Nach einer Weile gab Karina ein leises Brummen von sich und zog die Nase kraus. Sie schien aufzuwachen. Sylvie rückte ein wenig näher und streichelte ihr leicht mit den Fingern ihrer linken, etwas weniger kratzigen Bogenhand über die Stirn. Karina blinzelte, blickte sie dann zufrieden lächelnd an und für einen Moment näherten sich ihre Lippen einander.

"Gut geschlafen?", fragte sie, während sie sich etwas enger an Karinas Schulter schmiegte.

"Hmmm", kam die zustimmende Antwort. "Und du?"

"Hmmm." Eine Weile lang lagen sie einfach nur mit geschlossenen Augen da und genossen den ruhigen Moment. Irgendwann spürte Sylvie, dass Karina sich wieder bewegte. Sie öffnete die Augen und sah, dass die andere nach ihrem Telefon griff, das auf dem Nachtkästchen lag, jedoch ohne ihr Kinn von Sylvies Kopf zu nehmen.

"Zehn Minuten noch bis der Wecker läutet."

"Hmmm", machte Sylvie noch einmal und drückte sich noch etwas enger an Karina.

***

Als Sylvie aus der Dusche kam, hatte Karina in der Zwischenzeit in der Küche liebevoll den Tisch für das Frühstück gedeckt. Es gab drei Sorten Marmelade, Käse, seltsame leicht gebogene Brötchen die Karina Rohliky nannte und dann noch runde Kuchen aus Hefeteig, die mit schwarzem Zeug gefüllt waren. Die Kuchen hießen Kolač und das schwarze Zeug war Powidl, laut Karinas Beschreibung stunden-, beziehungsweise tagelang zu Tode gekochtes, mit Alkohol, vorzugsweise Slibowitz, versetztes Pflaumenmus, das trotz allem recht gut schmeckte. Dazu gab es noch aufgeschnittene Gurken, Tomaten und Paprika und etwas Obst, vermutlich als Alibivitamine.
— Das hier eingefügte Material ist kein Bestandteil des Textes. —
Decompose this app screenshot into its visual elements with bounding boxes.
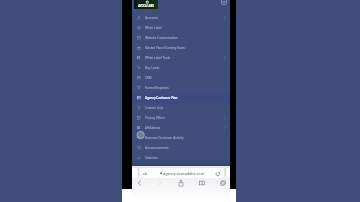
staticText: Custom Lists xyxy=(145,106,164,110)
staticText: AVOCA LABS xyxy=(134,4,158,7)
staticText: White Label xyxy=(145,26,162,30)
button[interactable]: Website Customization xyxy=(132,33,230,43)
button[interactable]: Business Customer Activity xyxy=(132,133,230,143)
button[interactable]: Affiliations xyxy=(132,123,230,133)
staticText: ᴀA xyxy=(143,171,147,175)
button[interactable]: Announcements xyxy=(132,143,230,153)
staticText: Agency Customer Plan xyxy=(145,96,178,100)
button[interactable]: CRM xyxy=(132,73,230,83)
button[interactable]: Forward xyxy=(156,178,166,188)
button[interactable]: Market Place (Coming Soon) xyxy=(132,43,230,53)
staticText: Business Customer Activity xyxy=(145,136,184,140)
button[interactable]: Close menu xyxy=(221,0,227,5)
button[interactable]: Tabs xyxy=(218,178,228,188)
staticText: Affiliations xyxy=(145,126,161,130)
button[interactable]: Avocado Labs home xyxy=(134,0,158,9)
staticText: CRM xyxy=(145,76,152,80)
staticText: Accounts xyxy=(145,16,159,20)
button[interactable]: Funnel Requests xyxy=(132,83,230,93)
button[interactable]: Back xyxy=(134,178,144,188)
staticText: White Label Tools xyxy=(145,56,171,60)
button[interactable]: ᴀA xyxy=(139,168,224,178)
staticText: agency.avocadabs.com xyxy=(163,171,205,176)
staticText: Statistics xyxy=(145,156,158,160)
staticText: Market Place (Coming Soon) xyxy=(145,46,186,50)
staticText: Funnel Requests xyxy=(145,86,169,90)
button[interactable]: Accounts xyxy=(132,13,230,23)
button[interactable]: Agency Customer Plan xyxy=(132,93,230,103)
button[interactable]: White Label xyxy=(132,23,230,33)
staticText: Announcements xyxy=(145,146,169,150)
button[interactable]: Bookmarks xyxy=(197,178,207,188)
button[interactable]: Share xyxy=(176,178,186,188)
button[interactable]: Buy Leads xyxy=(132,63,230,73)
button[interactable]: Pricing Offers xyxy=(132,113,230,123)
staticText: Buy Leads xyxy=(145,66,160,70)
staticText: Pricing Offers xyxy=(145,116,165,120)
button[interactable]: White Label Tools xyxy=(132,53,230,63)
button[interactable]: Custom Lists xyxy=(132,103,230,113)
staticText: Website Customization xyxy=(145,36,178,40)
button[interactable]: Statistics xyxy=(132,153,230,163)
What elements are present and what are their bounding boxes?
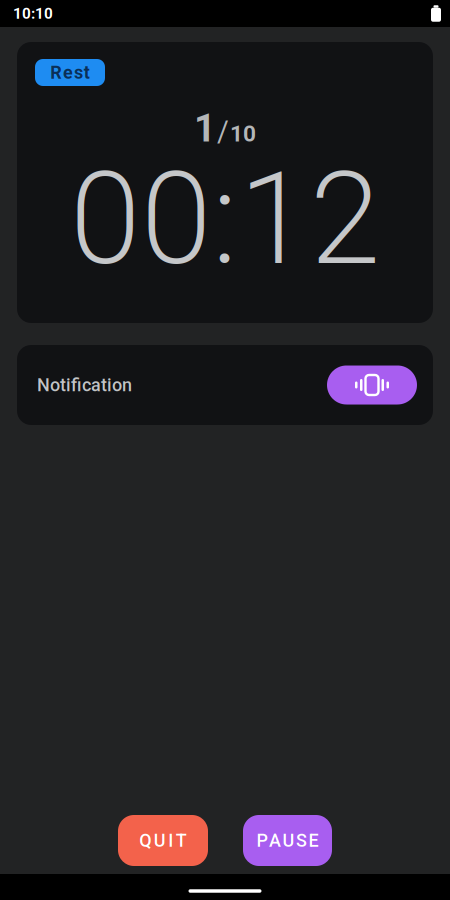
staticText: 00:12 bbox=[70, 145, 380, 294]
staticText: I bbox=[168, 830, 173, 851]
staticText: Notification bbox=[37, 374, 132, 396]
staticText: t bbox=[84, 62, 90, 83]
staticText: E bbox=[308, 830, 318, 851]
staticText: U bbox=[282, 830, 294, 851]
staticText: A bbox=[269, 830, 281, 851]
staticText: s bbox=[74, 62, 83, 83]
staticText: 10 bbox=[230, 120, 256, 147]
staticText: T bbox=[176, 830, 187, 851]
staticText: S bbox=[296, 830, 307, 851]
staticText: U bbox=[154, 830, 166, 851]
staticText: / bbox=[217, 115, 229, 148]
staticText: R bbox=[50, 62, 62, 83]
staticText: e bbox=[63, 62, 73, 83]
staticText: Q bbox=[139, 830, 151, 851]
staticText: 10:10 bbox=[13, 4, 53, 22]
staticText: 1 bbox=[194, 106, 216, 151]
staticText: P bbox=[256, 830, 268, 851]
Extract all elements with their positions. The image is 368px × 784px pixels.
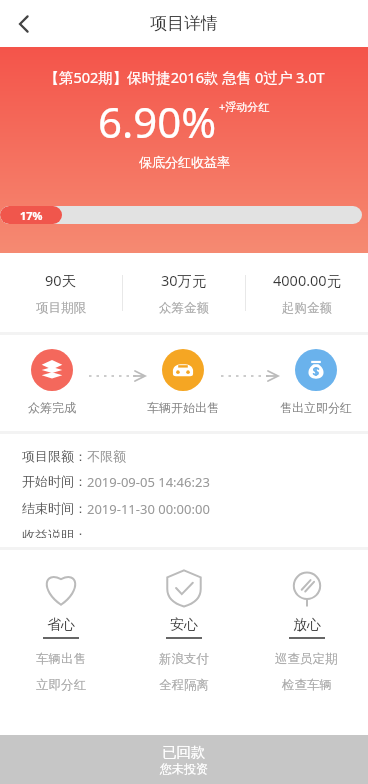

"Du bist dir sicher, dass du nur mich und nicht dein komplettes Orchester zum Frühstück einladen wolltest?", fragte Sylvie.

"Was übrigbleibt, packen wir einfach für Jitka und Erik ein, die beiden haben bestimmt nicht bis zum Frühstück vorausgedacht", erklärte Karina, womit sie bestimmt Recht hatte. Und sie mussten vor der Orchesterprobe ohnehin noch einmal in die Wohnung zurück, um die Violine zu holen.

"Du trinkst Kaffee, oder?", erkundigte sich Karina und Sylvie nickte.

"Ja. Schwarz, bitte." Sylvie fiel jetzt erst auf, dass das ihr erstes gemeinsames Frühstück war. Die einzige Gelegenheit dazu, die sich in Turin geboten hatte, hatten sie mit einem dummen Streit, der nicht einmal einer gewesen war, vergeudet. Aber wie hätte sie ahnen sollen, dass man sie gleich darauf nach Russland abkommandieren würde. Hätte sie gewusst, was darauf folgen sollte, ... Nun ja, zumindest würde man sie jetzt nicht mehr plötzlich nach Russland schicken. So hatte alles Vor- und Nachteile.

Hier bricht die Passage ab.